Unfortunately, the health systems in these countries are becoming increasingly unaffordable for many people. Though public health insurance can cover some health expenses, many people must often pay out-of-pocket for Medicare services. Moreover, with the increasing demand for higher insurance reimbursements in recent years, private insurance companies are also seeking innovative financing models to foster individuals’ healthcare affordability. For instance, certain healthcare providers in Australia collaborate with financing companies to offer patients the option of paying for elective surgeries over time, often featuring interest-free or low-interest repayment arrangements. Just last year, a trial between St John of God Health Care’s hospitals in Melbourne and credit lender Openpay allowed patients without private health insurance to set up payment plans for specific elective surgeries, alleviating the financial burden for those patients and improving accessibility. However, due to relatively loose regulatory oversight and the risk of increased costs through interest, there is a concern that this practice could lead to a more indebted society. In addition, major private health insurance companies like Medibank, Bupa, NIB, and HCF continuously introduce policies that offer coverage for specific situations, such as short periods or activities like skiing. This innovative health insurance approach not only meets immediate needs but also ensures access to necessary medical care without excessive out-of-pocket expenses, thus alleviating individuals’ financial burden in terms of health.

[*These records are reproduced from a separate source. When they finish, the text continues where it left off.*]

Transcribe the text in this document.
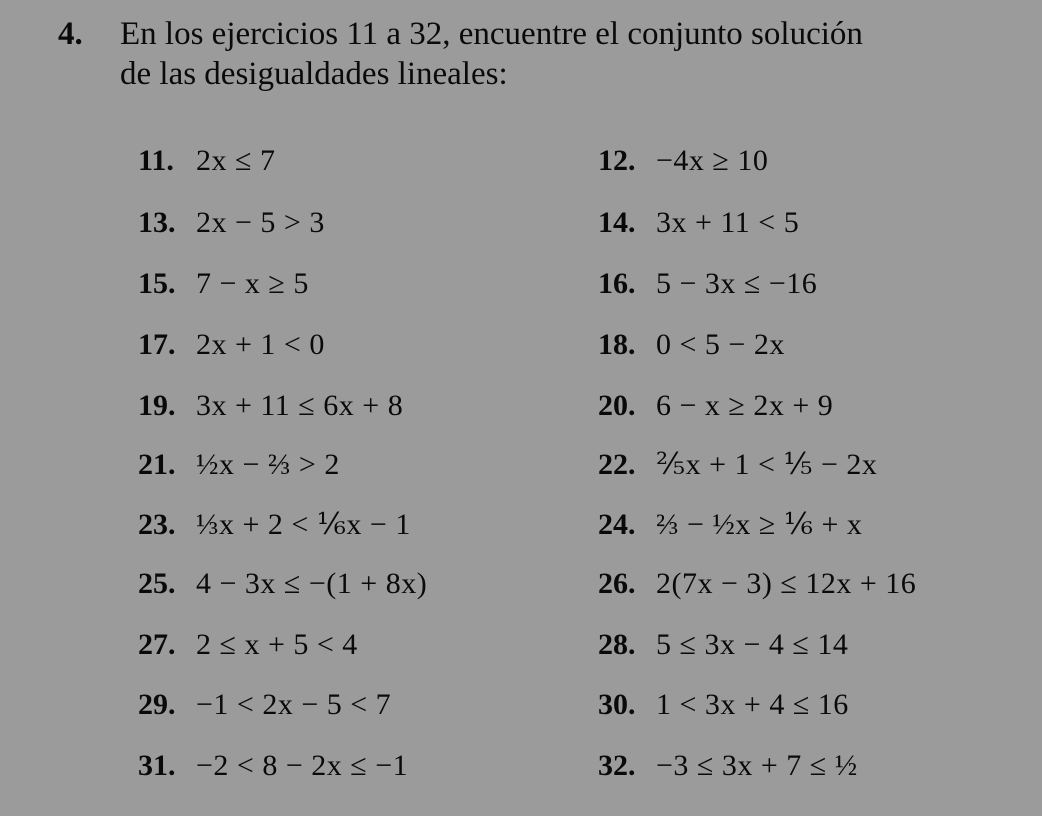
4. En los ejercicios 11 a 32, encuentre el conjunto solución
de las desigualdades lineales:
11. 2x ≤ 7	12. −4x ≥ 10
13. 2x − 5 > 3	14. 3x + 11 < 5
15. 7 − x ≥ 5	16. 5 − 3x ≤ −16
17. 2x + 1 < 0	18. 0 < 5 − 2x
19. 3x + 11 ≤ 6x + 8	20. 6 − x ≥ 2x + 9
21. ½x − ⅔ > 2	22. ⅖x + 1 < ⅕ − 2x
23. ⅓x + 2 < ⅙x − 1	24. ⅔ − ½x ≥ ⅙ + x
25. 4 − 3x ≤ −(1 + 8x)	26. 2(7x − 3) ≤ 12x + 16
27. 2 ≤ x + 5 < 4	28. 5 ≤ 3x − 4 ≤ 14
29. −1 < 2x − 5 < 7	30. 1 < 3x + 4 ≤ 16
31. −2 < 8 − 2x ≤ −1	32. −3 ≤ 3x + 7 ≤ ½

Even in these developed countries, crowdfunding is now often needed to fill gaps in the system. In Australia, experimental or unapproved treatment neither covered by Medicare nor private health insurance might represent a last hope for dying patients, or families might need help with accommodation and travel costs associated with overseas or even local treatment. A study looking at medical crowdfunding in New Zealand, where about 400 individuals and families share their stories of illness, disability, or accident on online crowdfunding platforms each year, discovered the following trends. Firstly, elderly people are less represented, even though they have the highest health needs, and campaigns for infants raise on average more money. Secondly, the majority of campaigns for those with health needs (71 percent) were for illness, compared to 11 percent for injuries. This trend is likely due to the existence of ACC (Accident Compensation Corporation) in New Zealand which covers both treatment and weekly compensation for time spent off work and where no similar compensation system exists for people missing work due to illness. Lastly, almost a quarter of medical crowdfunding campaigns asked for help with general living costs.
Based on its scale and diversity, the Asia Pacific region will likely continue to be a hotspot for the evolution of new healthcare funding models. MNCs are well advised to monitor the latest public and private sector developments, while also keeping tabs on social funding trends to best understand the pathways to connect patients with the latest innovative medicines and treatments.